Sul tema dell’autonomia la presidente del Consiglio dei Ministri, Giorgia Meloni, ha detto chiaramente che si darà, ma non sono contemplate fughe in avanti.

L’occasione è stata data ieri da “L’Italia delle Regioni”, festival promosso dalle Regioni e dalle Province Autonome per valorizzare la ricchezza dei territori italiani, ma anche per  mettere in chiaro come il Governo intenda affrontare il dialogo con le rappresentanze territoriali.
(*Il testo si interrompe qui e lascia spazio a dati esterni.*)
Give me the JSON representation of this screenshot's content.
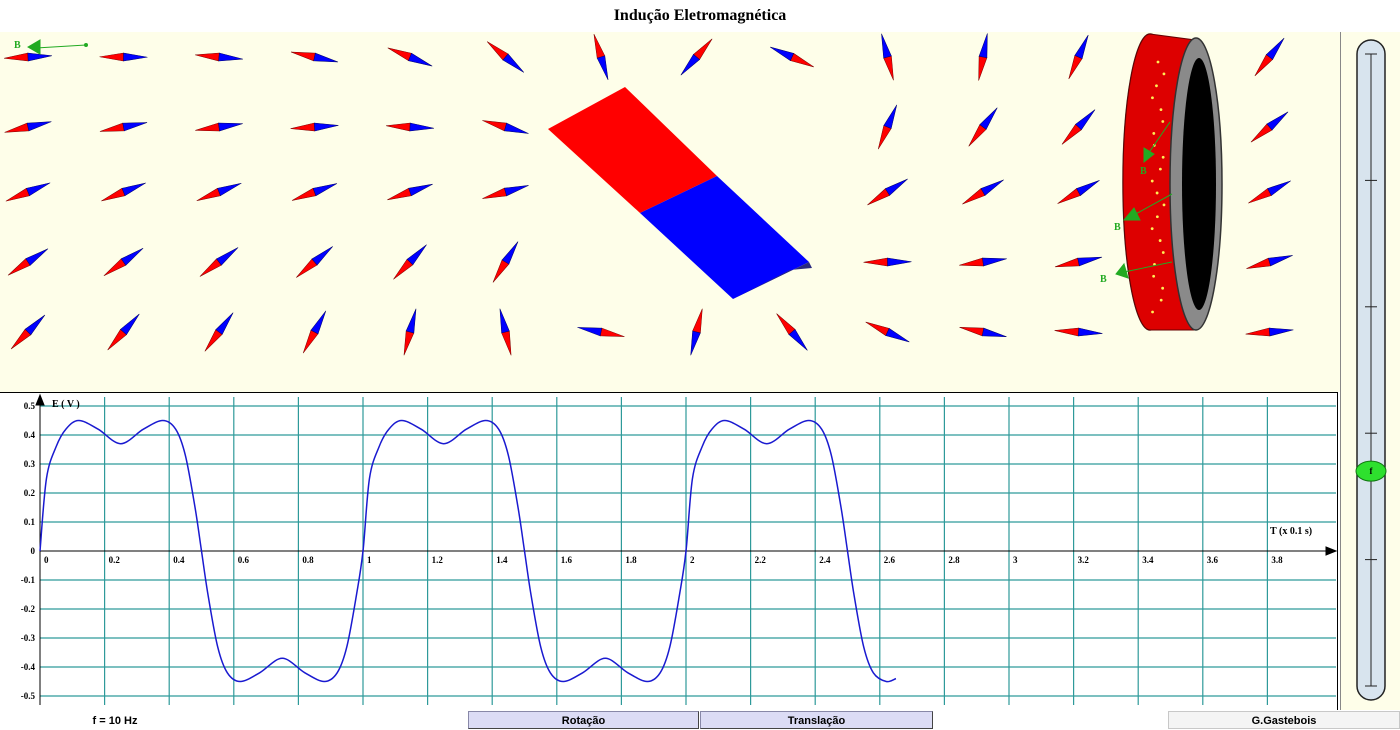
{
  "window": {
    "title": "Indução Eletromagnética"
  },
  "field": {
    "colors": {
      "north": "#ff0000",
      "south": "#0000ff",
      "vector": "#22aa22",
      "background": "#fefee9"
    },
    "b_label": "B",
    "magnet_icon": "bar-magnet-icon",
    "coil_icon": "coil-icon"
  },
  "graph": {
    "y_label": "E ( V )",
    "x_label": "T (x 0.1 s)",
    "y_ticks": [
      "0.5",
      "0.4",
      "0.3",
      "0.2",
      "0.1",
      "0",
      "-0.1",
      "-0.2",
      "-0.3",
      "-0.4",
      "-0.5"
    ],
    "x_ticks": [
      "0",
      "0.2",
      "0.4",
      "0.6",
      "0.8",
      "1",
      "1.2",
      "1.4",
      "1.6",
      "1.8",
      "2",
      "2.2",
      "2.4",
      "2.6",
      "2.8",
      "3",
      "3.2",
      "3.4",
      "3.6",
      "3.8"
    ],
    "colors": {
      "grid": "#2e9a9a",
      "curve": "#1a1ad0"
    }
  },
  "chart_data": {
    "type": "line",
    "xlabel": "T (x 0.1 s)",
    "ylabel": "E ( V )",
    "xlim": [
      0,
      4.0
    ],
    "ylim": [
      -0.5,
      0.5
    ],
    "grid": true,
    "x": [
      0,
      0.02,
      0.05,
      0.08,
      0.12,
      0.18,
      0.25,
      0.32,
      0.38,
      0.42,
      0.45,
      0.48,
      0.5,
      0.52,
      0.55,
      0.58,
      0.62,
      0.68,
      0.75,
      0.82,
      0.88,
      0.92,
      0.95,
      0.98,
      1.0,
      1.02,
      1.05,
      1.08,
      1.12,
      1.18,
      1.25,
      1.32,
      1.38,
      1.42,
      1.45,
      1.48,
      1.5,
      1.52,
      1.55,
      1.58,
      1.62,
      1.68,
      1.75,
      1.82,
      1.88,
      1.92,
      1.95,
      1.98,
      2.0,
      2.02,
      2.05,
      2.08,
      2.12,
      2.18,
      2.25,
      2.32,
      2.38,
      2.42,
      2.45,
      2.48,
      2.5,
      2.52,
      2.55,
      2.58,
      2.62,
      2.65
    ],
    "series": [
      {
        "values": [
          0,
          0.25,
          0.36,
          0.42,
          0.45,
          0.42,
          0.37,
          0.42,
          0.45,
          0.42,
          0.33,
          0.15,
          0,
          -0.15,
          -0.33,
          -0.42,
          -0.45,
          -0.42,
          -0.37,
          -0.42,
          -0.45,
          -0.42,
          -0.33,
          -0.15,
          0,
          0.25,
          0.36,
          0.42,
          0.45,
          0.42,
          0.37,
          0.42,
          0.45,
          0.42,
          0.33,
          0.15,
          0,
          -0.15,
          -0.33,
          -0.42,
          -0.45,
          -0.42,
          -0.37,
          -0.42,
          -0.45,
          -0.42,
          -0.33,
          -0.15,
          0,
          0.25,
          0.36,
          0.42,
          0.45,
          0.42,
          0.37,
          0.42,
          0.45,
          0.42,
          0.33,
          0.15,
          0,
          -0.15,
          -0.33,
          -0.42,
          -0.45,
          -0.44
        ]
      }
    ]
  },
  "slider": {
    "knob_label": "f",
    "value_fraction": 0.34,
    "ticks": 6
  },
  "status": {
    "frequency": "f = 10 Hz",
    "rotation_label": "Rotação",
    "translation_label": "Translação",
    "author": "G.Gastebois"
  }
}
Vogliamo favorire l’attuazione dell’autonomia “in tempi rapidi – ha precisato la Meloni -, in un quadro più ampio di riforme, a nostro avviso tutte fondamentali per rafforzare e ammodernare l’attuale assetto istituzionale dello Stato.
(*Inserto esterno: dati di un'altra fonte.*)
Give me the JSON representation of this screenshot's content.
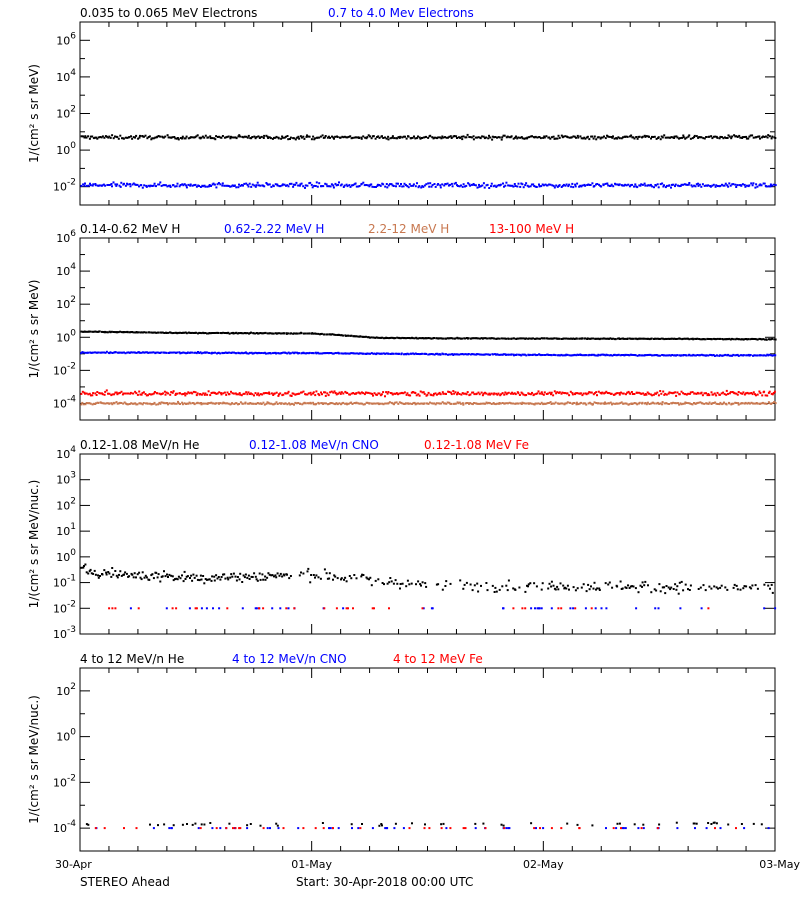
{
  "chart_data": [
    {
      "type": "scatter",
      "yscale": "log",
      "ylabel": "1/(cm² s sr MeV)",
      "ylim": [
        0.001,
        10000000
      ],
      "ytick_exponents": [
        -2,
        0,
        2,
        4,
        6
      ],
      "series": [
        {
          "name": "0.035 to 0.065 MeV Electrons",
          "color": "#000000",
          "level": 5,
          "scatter_dex": 0.12
        },
        {
          "name": "0.7 to 4.0 Mev Electrons",
          "color": "#0000ff",
          "level": 0.012,
          "scatter_dex": 0.15
        }
      ]
    },
    {
      "type": "scatter",
      "yscale": "log",
      "ylabel": "1/(cm² s sr MeV)",
      "ylim": [
        1e-05,
        1000000
      ],
      "ytick_exponents": [
        -4,
        -2,
        0,
        2,
        4,
        6
      ],
      "series": [
        {
          "name": "0.14-0.62 MeV H",
          "color": "#000000",
          "x": [
            0,
            0.5,
            1.0,
            1.3,
            1.8,
            2.5,
            3.0
          ],
          "y": [
            2.2,
            1.8,
            1.7,
            0.9,
            0.85,
            0.8,
            0.75
          ],
          "scatter_dex": 0.03
        },
        {
          "name": "0.62-2.22 MeV H",
          "color": "#0000ff",
          "x": [
            0,
            1.0,
            2.0,
            3.0
          ],
          "y": [
            0.12,
            0.11,
            0.085,
            0.08
          ],
          "scatter_dex": 0.04
        },
        {
          "name": "2.2-12 MeV H",
          "color": "#c87850",
          "level": 0.0001,
          "scatter_dex": 0.08
        },
        {
          "name": "13-100 MeV H",
          "color": "#ff0000",
          "level": 0.0004,
          "scatter_dex": 0.15
        }
      ]
    },
    {
      "type": "scatter",
      "yscale": "log",
      "ylabel": "1/(cm² s sr MeV/nuc.)",
      "ylim": [
        0.001,
        10000
      ],
      "ytick_exponents": [
        -3,
        -2,
        -1,
        0,
        1,
        2,
        3,
        4
      ],
      "series": [
        {
          "name": "0.12-1.08 MeV/n He",
          "color": "#000000",
          "x": [
            0,
            0.2,
            0.5,
            1.0,
            1.5,
            3.0
          ],
          "y": [
            0.3,
            0.2,
            0.15,
            0.2,
            0.08,
            0.06
          ],
          "scatter_dex": 0.25
        },
        {
          "name": "0.12-1.08 MeV/n CNO",
          "color": "#0000ff",
          "level": 0.01,
          "scatter_dex": 0.0
        },
        {
          "name": "0.12-1.08 MeV Fe",
          "color": "#ff0000",
          "level": 0.01,
          "scatter_dex": 0.0
        }
      ]
    },
    {
      "type": "scatter",
      "yscale": "log",
      "ylabel": "1/(cm² s sr MeV/nuc.)",
      "ylim": [
        1e-05,
        1000
      ],
      "ytick_exponents": [
        -4,
        -2,
        0,
        2
      ],
      "series": [
        {
          "name": "4 to 12 MeV/n He",
          "color": "#000000",
          "level": 0.00015,
          "scatter_dex": 0.1
        },
        {
          "name": "4 to 12 MeV/n CNO",
          "color": "#0000ff",
          "level": 0.0001,
          "scatter_dex": 0.0
        },
        {
          "name": "4 to 12 MeV Fe",
          "color": "#ff0000",
          "level": 0.0001,
          "scatter_dex": 0.0
        }
      ]
    }
  ],
  "x_axis": {
    "unit": "days",
    "xlim": [
      0,
      3
    ],
    "tick_labels": [
      "30-Apr",
      "01-May",
      "02-May",
      "03-May"
    ]
  },
  "footer": {
    "spacecraft": "STEREO Ahead",
    "start": "Start: 30-Apr-2018 00:00 UTC"
  }
}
Ma l’autonomia differenziata – ha puntualizzato – non sarà mai un pretesto per lasciare indietro alcune parti del territorio italiano. Lavoreremo per una sua attuazione virtuosa”.

In definitiva, sostenendo il concetto che “nessuno può pensare di affrontare da solo le sfide che abbiamo di fronte”, la premier italiana ha chiarito che la via non va percorsa con “fughe in avanti”, ma attraverso “un confronto su competenze e funzioni chiari, da fare insieme e senza pregiudizi”.

Parole agro-dolci per chi come la Lega in Veneto da mesi dimostra la volontà di correre spediti verso l’obbiettivo e che considera una garanzia l’asse politico-istituzionale Zaia-Calderoli (leggi qui).

La volontà di accelerare la si legge oggi nella reazione alle parole della Meloni espressa da dai consiglieri regionali di Lega – LV, Gabriele Michieletto e Roberta Vianello.

z”L’autonomia per il popolo veneto non è uno sfizio dei veneti, ma il risultato di un confronto democratico avvallato dalla Costituzione italiana. Siamo la Regione che produce di più nell’intero paese, paga più tasse, ma rispetto alle altre regioni, è tra quelle che incassa meno dallo Stato centrale.

Noi non vogliamo che qualcuno resti indietro, noi vogliamo che anche le altre Regioni inizino a correre come noi e a tenere il nostro passo. L’Autonomia va avanti piano? Il Veneto non ha le velocità romane: non siamo un sommergibile, ma una locomotiva – hanno detto -.

In merito al tema, il fatto che la presidente Giorgia Meloni parli di autonomia come di un obiettivo da raggiungere ci fa piacere. E del resto, non potrebbe essere diversamente, dal momento che il punto è all’interno del programma di Governo.

Ci preoccupano, però, le parole di velluto con le quali questo tema viene affrontato, quasi ad avere sempre delle riserve. Abbiamo però bisogno di risposte, di azioni, non di carezze: il reddito di cittadinanza non può essere una alternativa al lavoro, le persone devono essere accompagnate a trovare un lavoro, l’abusivismo edilizio che ha causato la morte ad Ischia è un problema endemico che deve essere sradicato con senso di responsabilità ed azioni incisive.

Il Veneto vuole confrontarsi con i Paesi più industrializzati e moderni del mondo, non abbiamo tempo di aspettare chi vive di poltroneria sociale”, chiosano Michieletto e Vianello.